Magazine Cultura
In questi quarant’anni sono tanti i libri che hanno meritato e meritano uno spazio dedicato sullo scaffale. Iniziamo da un libro longevo, scritto e illustrato da Grete Meuche negli anni ’30. La ristampa ci riporta la copertina dell’edizione del 1974 quando la casa editrice si chiamava La Editoriale Libraria e in frontespizio dichiarava la collocazione geografica: Trieste. La Trieste mitteleuropea, la Trieste capace di fondere risorse che arrivavano da un’eredità di culture e lingue, la Trieste che ha visto crescere l’esperienza El, diventata nel tempo El, Einaudi Ragazzi, Emme, importantissimo gruppo editoriale italiano che ha raccolto anime diverse e le ha rilanciate in un catalogo che è insieme storia e presente. La storia di Pik Badaluk riprende la copertina bianca (ne abbiamo una copia preziosa nella sede dell’Accademia Drosselmeier, tenuta insieme con lo scotch, usurata dal molto sfogliare), con al centro il volto ridente di Pik e le mele dell’albero che lo salva dall’attacco del leone. Nella nuova veste cambiano i caratteri del titolo e sparisce il logo. In quarta un piccolo testo ci ricorda che siamo di fronte ad un classico, ce lo ribadisce Livio Sossi nella prefazione: un classico che ha accompagnato generazioni di bambini che hanno seguito trepidanti le vicende del piccolo moro, un classico amato dalle insegnanti che, nei periodi in cui il libro non era disponibile, avevano plastificato le pagine e rinforzato la costa per consentirgli una vita più lunga, un classico che ha visto anche qualcuno gridare al politicamente scorretto parlando di stereotipi fuorvianti.

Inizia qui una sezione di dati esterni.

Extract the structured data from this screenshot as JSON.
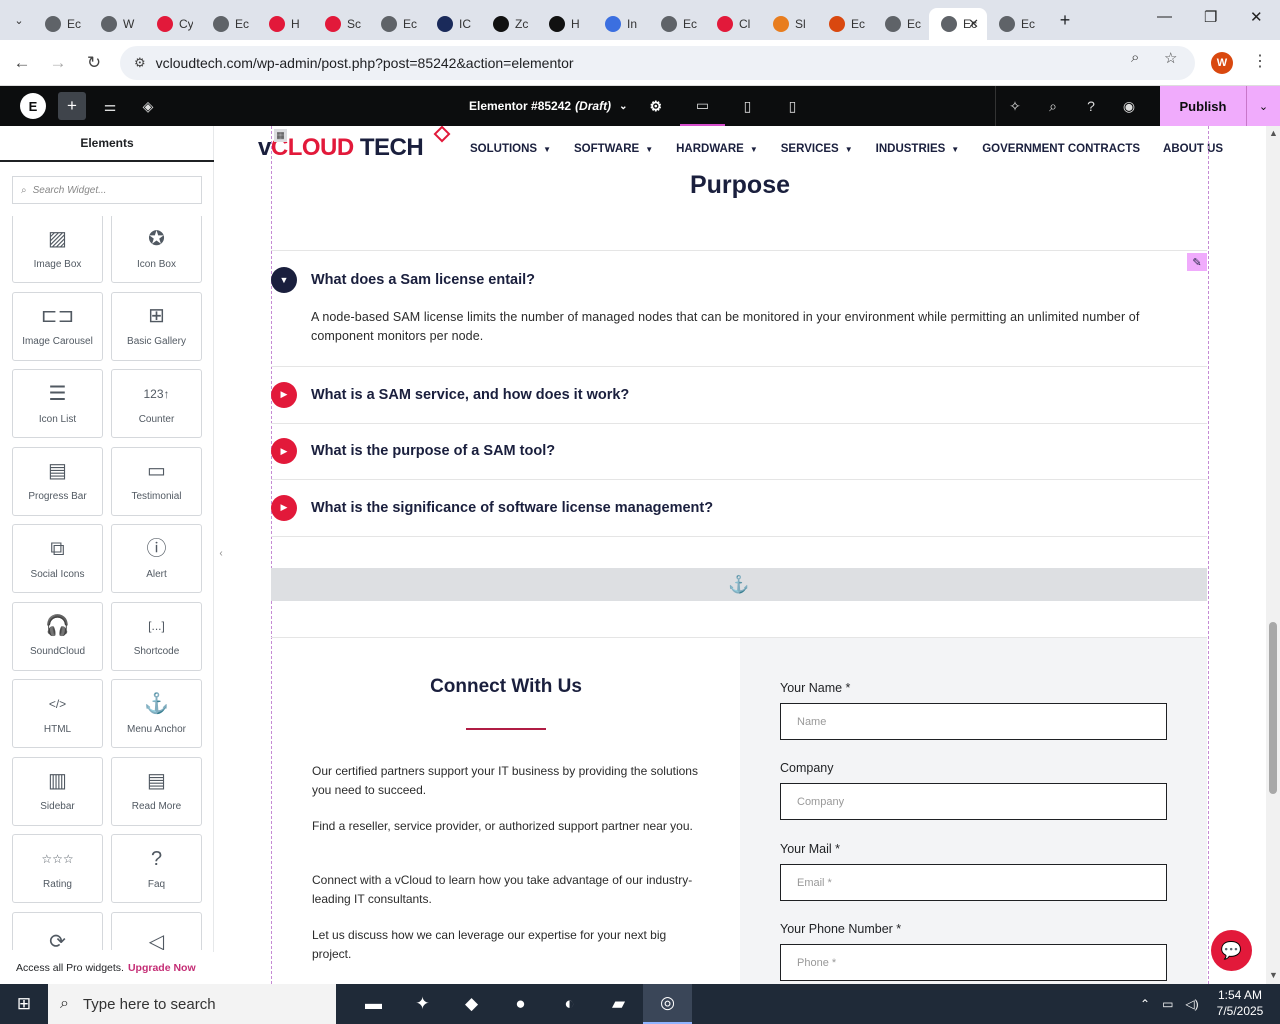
{
  "browser": {
    "tabs": [
      {
        "label": "Ec",
        "icon": "globe-icon",
        "color": "#5f6368"
      },
      {
        "label": "W",
        "icon": "globe-icon",
        "color": "#5f6368"
      },
      {
        "label": "Cy",
        "icon": "diamond-icon",
        "color": "#e2193a"
      },
      {
        "label": "Ec",
        "icon": "globe-icon",
        "color": "#5f6368"
      },
      {
        "label": "H",
        "icon": "diamond-icon",
        "color": "#e2193a"
      },
      {
        "label": "Sc",
        "icon": "diamond-icon",
        "color": "#e2193a"
      },
      {
        "label": "Ec",
        "icon": "globe-icon",
        "color": "#5f6368"
      },
      {
        "label": "IC",
        "icon": "n-icon",
        "color": "#1a2a5a"
      },
      {
        "label": "Zc",
        "icon": "z-icon",
        "color": "#111111"
      },
      {
        "label": "H",
        "icon": "openai-icon",
        "color": "#111111"
      },
      {
        "label": "In",
        "icon": "flow-icon",
        "color": "#3b6fe0"
      },
      {
        "label": "Ec",
        "icon": "globe-icon",
        "color": "#5f6368"
      },
      {
        "label": "Cl",
        "icon": "slash-icon",
        "color": "#e2193a"
      },
      {
        "label": "Sl",
        "icon": "ring-icon",
        "color": "#e87d1e"
      },
      {
        "label": "Ec",
        "icon": "box-icon",
        "color": "#d9480f"
      },
      {
        "label": "Ec",
        "icon": "globe-icon",
        "color": "#5f6368"
      },
      {
        "label": "Ec",
        "icon": "globe-icon",
        "color": "#5f6368",
        "active": true
      },
      {
        "label": "Ec",
        "icon": "globe-icon",
        "color": "#5f6368"
      }
    ],
    "url": "vcloudtech.com/wp-admin/post.php?post=85242&action=elementor",
    "profile_initial": "W"
  },
  "elementor": {
    "doc_title": "Elementor #85242",
    "doc_status": "(Draft)",
    "publish_label": "Publish",
    "panel_title": "Elements",
    "search_placeholder": "Search Widget...",
    "widgets": [
      {
        "label": "Image Box",
        "icon": "image-box-icon",
        "glyph": "▨"
      },
      {
        "label": "Icon Box",
        "icon": "icon-box-icon",
        "glyph": "✪"
      },
      {
        "label": "Image Carousel",
        "icon": "image-carousel-icon",
        "glyph": "⊏⊐"
      },
      {
        "label": "Basic Gallery",
        "icon": "gallery-icon",
        "glyph": "⊞"
      },
      {
        "label": "Icon List",
        "icon": "icon-list-icon",
        "glyph": "☰"
      },
      {
        "label": "Counter",
        "icon": "counter-icon",
        "glyph": "123↑"
      },
      {
        "label": "Progress Bar",
        "icon": "progress-bar-icon",
        "glyph": "▤"
      },
      {
        "label": "Testimonial",
        "icon": "testimonial-icon",
        "glyph": "▭"
      },
      {
        "label": "Social Icons",
        "icon": "social-icons-icon",
        "glyph": "⧉"
      },
      {
        "label": "Alert",
        "icon": "alert-icon",
        "glyph": "ⓘ"
      },
      {
        "label": "SoundCloud",
        "icon": "soundcloud-icon",
        "glyph": "🎧"
      },
      {
        "label": "Shortcode",
        "icon": "shortcode-icon",
        "glyph": "[...]"
      },
      {
        "label": "HTML",
        "icon": "html-icon",
        "glyph": "</>"
      },
      {
        "label": "Menu Anchor",
        "icon": "anchor-icon",
        "glyph": "⚓"
      },
      {
        "label": "Sidebar",
        "icon": "sidebar-icon",
        "glyph": "▥"
      },
      {
        "label": "Read More",
        "icon": "read-more-icon",
        "glyph": "▤"
      },
      {
        "label": "Rating",
        "icon": "rating-icon",
        "glyph": "☆☆☆"
      },
      {
        "label": "Faq",
        "icon": "faq-icon",
        "glyph": "?"
      },
      {
        "label": "",
        "icon": "lottie-icon",
        "glyph": "⟳"
      },
      {
        "label": "",
        "icon": "paper-plane-icon",
        "glyph": "◁"
      }
    ],
    "promo_text": "Access all Pro widgets.",
    "promo_link": "Upgrade Now"
  },
  "site": {
    "logo_v": "v",
    "logo_cloud": "CLOUD",
    "logo_tech": " TECH",
    "menu": [
      {
        "label": "SOLUTIONS",
        "dropdown": true
      },
      {
        "label": "SOFTWARE",
        "dropdown": true
      },
      {
        "label": "HARDWARE",
        "dropdown": true
      },
      {
        "label": "SERVICES",
        "dropdown": true
      },
      {
        "label": "INDUSTRIES",
        "dropdown": true
      },
      {
        "label": "GOVERNMENT CONTRACTS",
        "dropdown": false
      },
      {
        "label": "ABOUT US",
        "dropdown": false
      }
    ],
    "section_title": "Purpose",
    "faq": [
      {
        "question": "What does a Sam license entail?",
        "open": true,
        "answer": "A node-based SAM license limits the number of managed nodes that can be monitored in your environment while permitting an unlimited number of component monitors per node."
      },
      {
        "question": "What is a SAM service, and how does it work?",
        "open": false
      },
      {
        "question": "What is the purpose of a SAM tool?",
        "open": false
      },
      {
        "question": "What is the significance of software license management?",
        "open": false
      }
    ],
    "connect": {
      "title": "Connect With Us",
      "paragraphs": [
        "Our certified partners support your IT business by providing the solutions you need to succeed.",
        "Find a reseller, service provider, or authorized support partner near you.",
        "Connect with a vCloud to learn how you take advantage of our industry-leading IT consultants.",
        "Let us discuss how we can leverage our expertise for your next big project."
      ]
    },
    "form": [
      {
        "label": "Your Name *",
        "placeholder": "Name"
      },
      {
        "label": "Company",
        "placeholder": "Company"
      },
      {
        "label": "Your Mail *",
        "placeholder": "Email *"
      },
      {
        "label": "Your Phone Number *",
        "placeholder": "Phone *"
      }
    ],
    "brand_color": "#e2193a",
    "navy_color": "#1a1f3d"
  },
  "taskbar": {
    "search_placeholder": "Type here to search",
    "time": "1:54 AM",
    "date": "7/5/2025"
  }
}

Il libro ha incassato le critiche, raccolto le ovazioni di un pubblico adulto e ha registrato l’entusiasmo dei bambini di fronte a quelle illustrazioni meravigliosamente semplici, collocate su un fondo bianco che ne amplifica la potenza narrativa. Negli anni’30, nei decenni successivi e nell’oggi La storia di Pik Badaluk è un libro da incontrare assolutamente, per non perdere una speciale esperienza di vita.